The Canada Fund for Local Initiatives awarded 150,000 Canadian dollars, which is more than Nu 9.1 M to four Civil Society Organizations in the country. The fund will be used to support projects that will benefit youth, women, and persons with disabilities. The four CSOs that received the fund are the Royal Society for Protection of Nature, the Bhutan Transparency Initiative, the Bhutan Centre for Media and Democracy, and the Draktsho Vocational Training Centre.
Through this fund, the Royal Society for Protection of Nature aims to enhance community’s resilience to climate change and agroecological farming in Zhemgang and Samdrup Jongkhar.
The projects, focused on supporting sustainable land management, small-scale water conservation and post-harvest facilities, and enhancing farmers’ capacity and market for farm products are expected to benefit around 300 households.
The RSPN has already implemented the project in Zhemgang, while the one in Samdrup Jongkhar is ongoing.
“The project has immensely benefited the local communities by improving their farmland and product diversification through the integration of agroecological farming and efficient water management. Overall, the project has enhanced the community’s resilience to climate change by environmentally, socially, and ecologically,” said Tsheten Dorji, the chief of sustainable livelihoods division of RSPN.
For the Bhutan Transparency Initiative, they carried out three projects, so far, to promote civic engagement and accountability.
This time, they are training over 20 Community-Based Organisations in Trongsa.
“One of the things that we have been doing lately is trying to promote good governance, especially at the local government level as well as among the CSOs and the CBOs. The result we are expecting from this initiative is that the internal governance mechanism of CBOs is improved over the years whereby the members take part in decision-making and ultimately remove corruption from the system,” said Rinzin Rinzin (PhD), the executive director of Bhutan Transparency Initiative.
Similarly, the Bhutan Centre for Media and Democracy said they are focusing on good governance and democracy for rural populations, people living with disabilities, and women and youth.
“Through this project, we have prioritised groups who otherwise may not have had access to civic education. We are engaging youth and children because we want to foster early education and a better understanding of the democratic process of the country. And we are engaging women because of the under-representation of women in politics,” said Phuntsho Choden, the programme officer of the Bhutan Centre for Media and Democracy.
And the Draktsho aims to enhance the inclusion of persons with disabilities.
“Children and youth with disabilities in the country face significant challenges including limited access to education and vocational training.

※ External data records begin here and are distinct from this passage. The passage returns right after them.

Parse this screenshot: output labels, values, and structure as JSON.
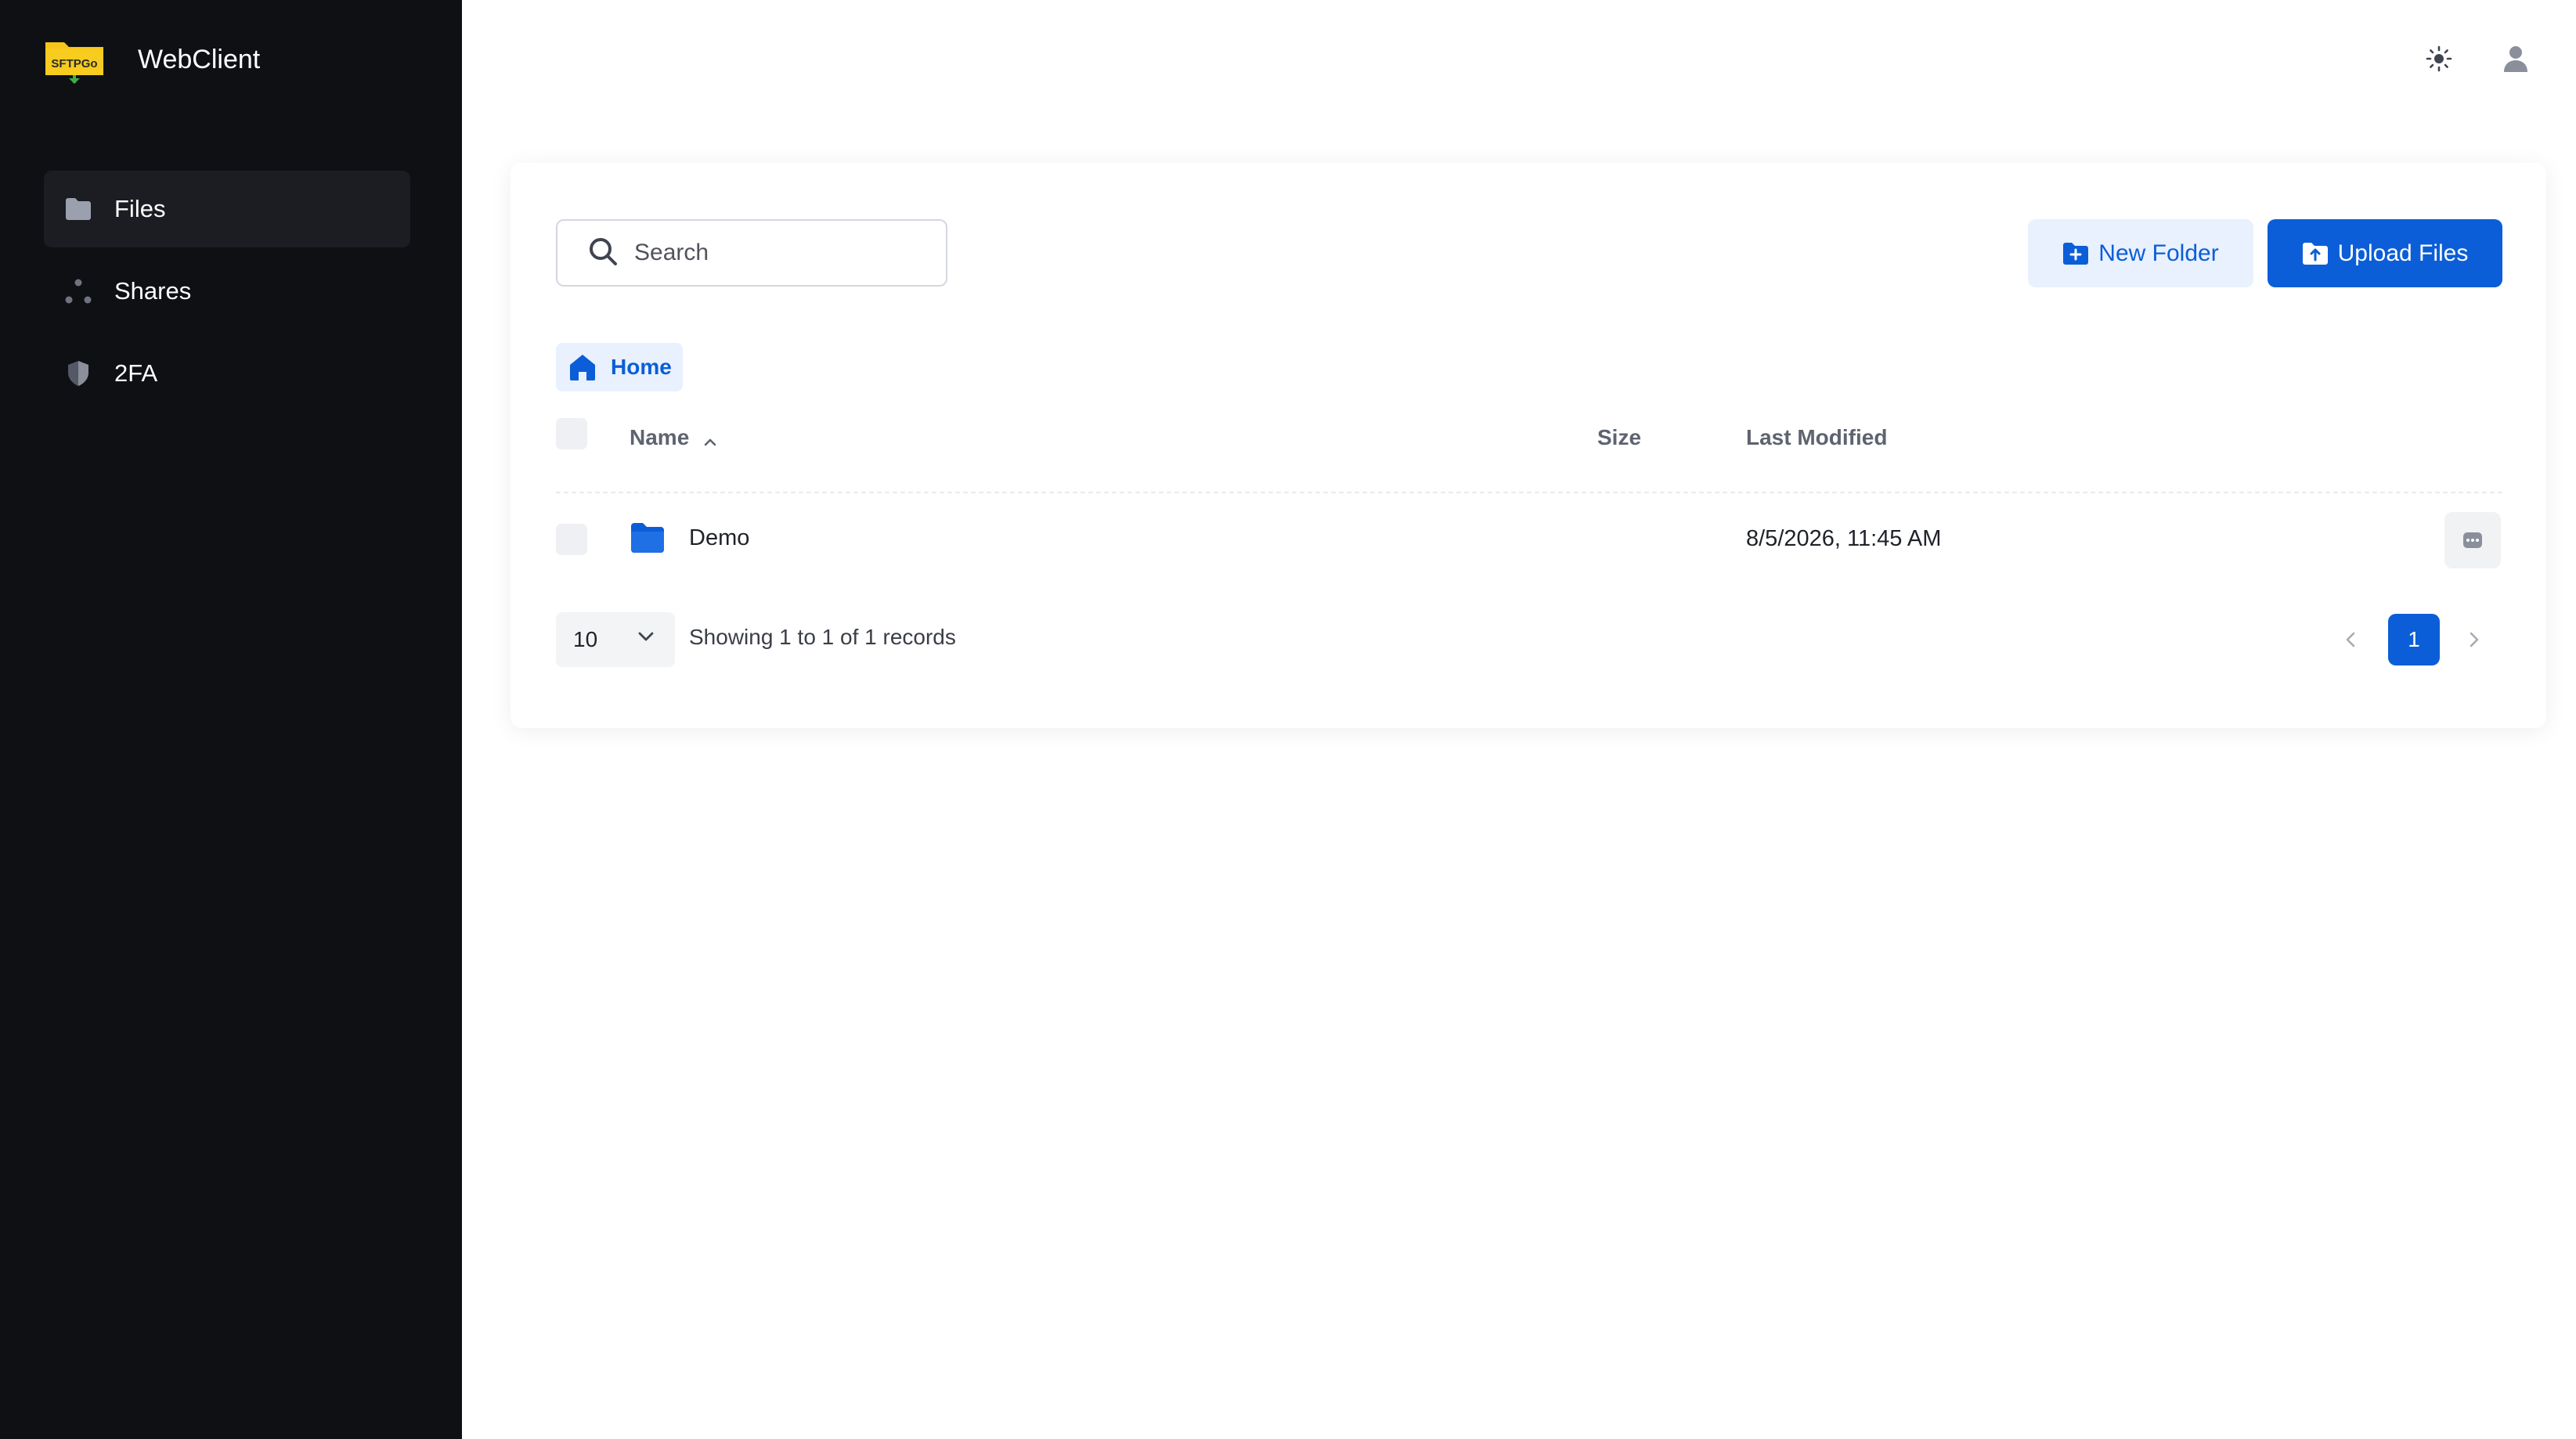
{
  "app": {
    "title": "WebClient",
    "logo_text": "SFTPGo"
  },
  "sidebar": {
    "items": [
      {
        "label": "Files",
        "icon": "folder-icon",
        "active": true
      },
      {
        "label": "Shares",
        "icon": "share-icon",
        "active": false
      },
      {
        "label": "2FA",
        "icon": "shield-icon",
        "active": false
      }
    ]
  },
  "header": {
    "theme_icon": "sun-icon",
    "user_icon": "user-icon"
  },
  "toolbar": {
    "search_placeholder": "Search",
    "new_folder_label": "New Folder",
    "upload_label": "Upload Files"
  },
  "breadcrumb": {
    "items": [
      "Home"
    ]
  },
  "table": {
    "columns": [
      "Name",
      "Size",
      "Last Modified"
    ],
    "sort": {
      "column": "Name",
      "direction": "asc"
    },
    "rows": [
      {
        "name": "Demo",
        "type": "folder",
        "size": "",
        "last_modified": "8/5/2026, 11:45 AM"
      }
    ]
  },
  "pagination": {
    "page_size": "10",
    "summary": "Showing 1 to 1 of 1 records",
    "current_page": "1"
  },
  "colors": {
    "sidebar_bg": "#0f1014",
    "primary": "#0b5ed7",
    "primary_light": "#e8f1fd",
    "logo_yellow": "#f5c518"
  }
}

The joint collaborative project between Draktsho and CFLI will provide a comprehensive approach to empowerment by addressing both vocational and civic aspects of the lives of persons with disabilities,” said Tshewang Dendup, the programme officer of Draktsho Vocational Training Centre.
The CSOs also received the funds in the previous years.
This year’s projects are expected to benefit the communities in Thimphu, Trashigang, Samdrup Jongkhar, Trongsa, and Samtse.
“When I met with the communities and the beneficiaries of different projects, I was able to hear directly from them on what they think Canada should be supporting. This includes more opportunities for capacity building and training for cooperatives such as in finance,” said Stefanie Bergeron, First Secretary of the Embassy of Canada to Bhutan with residence in New Delhi.
She added that they have plans to collaborate in improving education in the future.
The criteria for the selection are based on the capacity of the CSO, its objectives, visibility of the activity, public engagement, and the credibility of the proposal.
Meanwhile, Canada and Bhutan are celebrating 20 years of official diplomatic relations this year.